Верховники вышли к собравшимся тесной кучкой.
Князь Голицын, немного запинаясь, сказал:
— Получено письмо от государыни цесаревны Анны Иоанновны за собственноручным ее подписанием, а также кондиции, на которых она благоволит воспринять трон родительский, подписанные ею также собственноручно.
По рядам прошелестел шепот, и наступило молчание.
— Почему никто слова не молвит? — вновь заговорил Голицын, переводя тяжелый, настороженный взгляд с одного на другого. — Скажите, кто что думает. Хотя тут и не скажешь ничего, кроме благодарности милосердной государыне.
Из толпы послышался голос:
— Не понимаю и удивляюсь, отчего бы пришло государыне на ум писать кондиции!
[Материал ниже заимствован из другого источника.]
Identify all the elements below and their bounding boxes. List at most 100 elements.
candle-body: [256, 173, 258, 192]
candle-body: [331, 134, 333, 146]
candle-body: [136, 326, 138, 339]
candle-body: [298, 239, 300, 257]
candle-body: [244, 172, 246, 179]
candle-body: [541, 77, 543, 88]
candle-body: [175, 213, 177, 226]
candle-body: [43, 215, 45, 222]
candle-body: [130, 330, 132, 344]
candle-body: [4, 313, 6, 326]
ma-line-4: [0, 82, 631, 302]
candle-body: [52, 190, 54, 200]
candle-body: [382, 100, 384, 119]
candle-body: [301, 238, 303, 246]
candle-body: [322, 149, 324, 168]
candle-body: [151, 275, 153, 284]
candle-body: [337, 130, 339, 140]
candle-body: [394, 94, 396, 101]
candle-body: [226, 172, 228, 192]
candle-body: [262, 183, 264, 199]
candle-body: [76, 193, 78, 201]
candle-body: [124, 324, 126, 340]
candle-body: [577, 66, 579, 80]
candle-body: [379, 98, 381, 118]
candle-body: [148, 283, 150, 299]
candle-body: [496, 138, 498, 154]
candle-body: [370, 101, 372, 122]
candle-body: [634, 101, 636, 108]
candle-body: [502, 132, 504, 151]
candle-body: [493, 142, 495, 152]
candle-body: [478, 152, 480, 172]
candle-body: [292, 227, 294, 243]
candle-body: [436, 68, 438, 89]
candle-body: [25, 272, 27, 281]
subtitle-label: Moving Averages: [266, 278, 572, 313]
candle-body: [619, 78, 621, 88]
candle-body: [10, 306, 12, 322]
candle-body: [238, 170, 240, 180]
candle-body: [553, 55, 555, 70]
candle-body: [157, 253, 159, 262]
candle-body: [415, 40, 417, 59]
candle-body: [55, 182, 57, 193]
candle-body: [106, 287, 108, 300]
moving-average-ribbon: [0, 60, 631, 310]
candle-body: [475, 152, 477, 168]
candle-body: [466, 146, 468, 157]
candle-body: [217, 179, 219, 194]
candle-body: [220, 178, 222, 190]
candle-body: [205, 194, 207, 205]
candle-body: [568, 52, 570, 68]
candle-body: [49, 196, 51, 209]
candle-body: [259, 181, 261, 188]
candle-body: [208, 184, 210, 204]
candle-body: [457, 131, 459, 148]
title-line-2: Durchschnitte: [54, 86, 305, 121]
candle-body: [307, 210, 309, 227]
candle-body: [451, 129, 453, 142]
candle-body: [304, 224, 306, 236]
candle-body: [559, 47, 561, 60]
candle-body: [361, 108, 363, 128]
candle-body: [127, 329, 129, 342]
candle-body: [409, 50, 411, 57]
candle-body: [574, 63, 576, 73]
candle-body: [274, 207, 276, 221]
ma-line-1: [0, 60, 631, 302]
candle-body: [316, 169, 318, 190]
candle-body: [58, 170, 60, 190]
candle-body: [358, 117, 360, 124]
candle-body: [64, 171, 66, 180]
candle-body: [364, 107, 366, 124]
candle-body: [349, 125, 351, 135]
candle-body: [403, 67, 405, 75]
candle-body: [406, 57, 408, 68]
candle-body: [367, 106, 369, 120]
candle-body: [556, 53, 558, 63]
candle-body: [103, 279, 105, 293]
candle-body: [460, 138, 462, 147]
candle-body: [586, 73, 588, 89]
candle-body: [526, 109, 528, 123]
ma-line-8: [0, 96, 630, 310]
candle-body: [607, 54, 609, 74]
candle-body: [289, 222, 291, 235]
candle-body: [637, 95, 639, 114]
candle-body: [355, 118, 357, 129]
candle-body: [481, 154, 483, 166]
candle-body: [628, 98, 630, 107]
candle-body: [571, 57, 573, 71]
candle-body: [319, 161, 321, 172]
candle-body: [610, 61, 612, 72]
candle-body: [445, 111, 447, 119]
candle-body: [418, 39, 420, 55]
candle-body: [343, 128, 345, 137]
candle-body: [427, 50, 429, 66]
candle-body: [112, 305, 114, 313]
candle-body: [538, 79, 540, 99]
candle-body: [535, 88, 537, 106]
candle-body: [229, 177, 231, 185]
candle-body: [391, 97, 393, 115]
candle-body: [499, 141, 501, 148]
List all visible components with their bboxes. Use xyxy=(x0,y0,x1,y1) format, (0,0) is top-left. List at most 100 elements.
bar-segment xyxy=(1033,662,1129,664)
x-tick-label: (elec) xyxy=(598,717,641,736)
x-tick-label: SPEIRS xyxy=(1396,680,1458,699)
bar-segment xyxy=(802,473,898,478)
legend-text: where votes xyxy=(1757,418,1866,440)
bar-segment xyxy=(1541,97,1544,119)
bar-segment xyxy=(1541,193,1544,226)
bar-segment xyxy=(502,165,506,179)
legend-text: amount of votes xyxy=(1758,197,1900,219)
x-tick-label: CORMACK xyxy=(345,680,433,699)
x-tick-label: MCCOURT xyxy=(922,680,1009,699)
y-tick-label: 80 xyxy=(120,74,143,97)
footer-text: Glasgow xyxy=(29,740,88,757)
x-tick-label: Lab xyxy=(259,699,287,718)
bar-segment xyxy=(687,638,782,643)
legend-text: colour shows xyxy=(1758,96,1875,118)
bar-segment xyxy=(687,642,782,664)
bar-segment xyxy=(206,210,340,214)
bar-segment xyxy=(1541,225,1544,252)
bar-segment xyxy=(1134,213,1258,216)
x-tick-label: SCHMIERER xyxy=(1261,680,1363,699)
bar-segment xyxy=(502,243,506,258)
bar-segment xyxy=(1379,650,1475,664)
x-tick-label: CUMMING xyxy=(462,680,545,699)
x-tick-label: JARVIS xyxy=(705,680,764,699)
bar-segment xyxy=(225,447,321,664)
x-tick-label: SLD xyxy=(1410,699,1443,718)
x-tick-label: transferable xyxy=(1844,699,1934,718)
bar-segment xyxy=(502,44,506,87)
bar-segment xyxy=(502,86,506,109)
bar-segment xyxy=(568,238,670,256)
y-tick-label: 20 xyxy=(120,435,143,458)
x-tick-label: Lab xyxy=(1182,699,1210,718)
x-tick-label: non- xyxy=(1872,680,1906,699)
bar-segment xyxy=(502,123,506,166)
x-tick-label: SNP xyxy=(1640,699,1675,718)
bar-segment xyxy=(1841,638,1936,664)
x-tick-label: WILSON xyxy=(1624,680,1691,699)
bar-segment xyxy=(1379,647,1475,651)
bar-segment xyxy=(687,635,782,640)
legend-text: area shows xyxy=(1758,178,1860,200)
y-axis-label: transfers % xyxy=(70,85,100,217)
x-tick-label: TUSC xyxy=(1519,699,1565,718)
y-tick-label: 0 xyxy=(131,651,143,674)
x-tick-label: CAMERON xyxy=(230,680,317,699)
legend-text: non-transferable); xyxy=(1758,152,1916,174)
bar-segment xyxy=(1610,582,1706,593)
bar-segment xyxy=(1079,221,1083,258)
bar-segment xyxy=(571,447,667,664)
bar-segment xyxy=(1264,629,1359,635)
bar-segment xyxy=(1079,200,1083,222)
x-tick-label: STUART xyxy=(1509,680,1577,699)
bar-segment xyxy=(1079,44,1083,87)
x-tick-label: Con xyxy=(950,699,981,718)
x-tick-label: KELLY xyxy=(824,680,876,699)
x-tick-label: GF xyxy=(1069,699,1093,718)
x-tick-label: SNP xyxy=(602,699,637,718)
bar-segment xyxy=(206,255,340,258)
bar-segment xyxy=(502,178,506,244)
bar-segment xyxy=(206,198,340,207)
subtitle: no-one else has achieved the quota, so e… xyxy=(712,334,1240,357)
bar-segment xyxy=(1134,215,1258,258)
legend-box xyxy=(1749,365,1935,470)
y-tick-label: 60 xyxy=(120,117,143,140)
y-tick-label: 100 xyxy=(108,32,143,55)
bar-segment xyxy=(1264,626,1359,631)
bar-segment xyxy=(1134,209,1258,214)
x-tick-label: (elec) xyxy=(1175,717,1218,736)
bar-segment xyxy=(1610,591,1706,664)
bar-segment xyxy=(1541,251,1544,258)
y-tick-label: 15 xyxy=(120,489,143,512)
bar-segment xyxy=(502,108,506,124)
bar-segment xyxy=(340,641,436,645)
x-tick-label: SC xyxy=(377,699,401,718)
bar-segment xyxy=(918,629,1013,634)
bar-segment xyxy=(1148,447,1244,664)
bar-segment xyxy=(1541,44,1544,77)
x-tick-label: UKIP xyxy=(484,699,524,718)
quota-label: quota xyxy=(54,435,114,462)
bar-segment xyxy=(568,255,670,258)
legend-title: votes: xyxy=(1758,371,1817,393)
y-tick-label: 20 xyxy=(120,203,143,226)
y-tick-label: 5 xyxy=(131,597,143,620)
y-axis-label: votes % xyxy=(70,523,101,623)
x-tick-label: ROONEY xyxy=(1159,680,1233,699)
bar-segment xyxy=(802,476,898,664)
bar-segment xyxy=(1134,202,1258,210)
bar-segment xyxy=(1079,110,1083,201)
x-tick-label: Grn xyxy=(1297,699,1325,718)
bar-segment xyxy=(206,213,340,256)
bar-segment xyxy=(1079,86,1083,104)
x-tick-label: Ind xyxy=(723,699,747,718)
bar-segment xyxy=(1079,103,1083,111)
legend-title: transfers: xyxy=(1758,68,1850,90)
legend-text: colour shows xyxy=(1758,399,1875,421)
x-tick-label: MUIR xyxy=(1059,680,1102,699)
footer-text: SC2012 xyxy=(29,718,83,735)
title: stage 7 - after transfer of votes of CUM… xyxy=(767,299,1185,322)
Голицын развел руками: мол, такова воля государыни. С этим безмолвным ответом он обратился к князю Черкасскому, стоявшему в первом ряду, как бы ища у него поддержки своим словам.
— Какой же способ правления будет в России? — заикаясь, спросил Черкасский.
— По кондициям и по письму, в котором изложена воля государыни, — ответил Голицын, но тут же быстро добавил: — Верховный тайный совет готов рассмотреть все мнения, которые поступят от правительствующих особ.
Верховники так же, кучкой, удалились во внутренние покои.
На выходе из дворца к Черкасскому подошел Татищев:
— Алексей Михайлович, генерал Леонтьев привез из Митавы за крепким караулом какого–то арестанта.
Черкасский побледнел.
Глава 5. Бунт во Всехсвятском
Князь Черкасский начинал изнемогать. Появилась неприятная слабость в руках и коленях. Не находя себе места, он бродил по комнатам.
«Уж скорее бы…» — думал он.
К чему относилось это «скорее бы», он, пожалуй, и сам определенно не знал. В голове было пусто.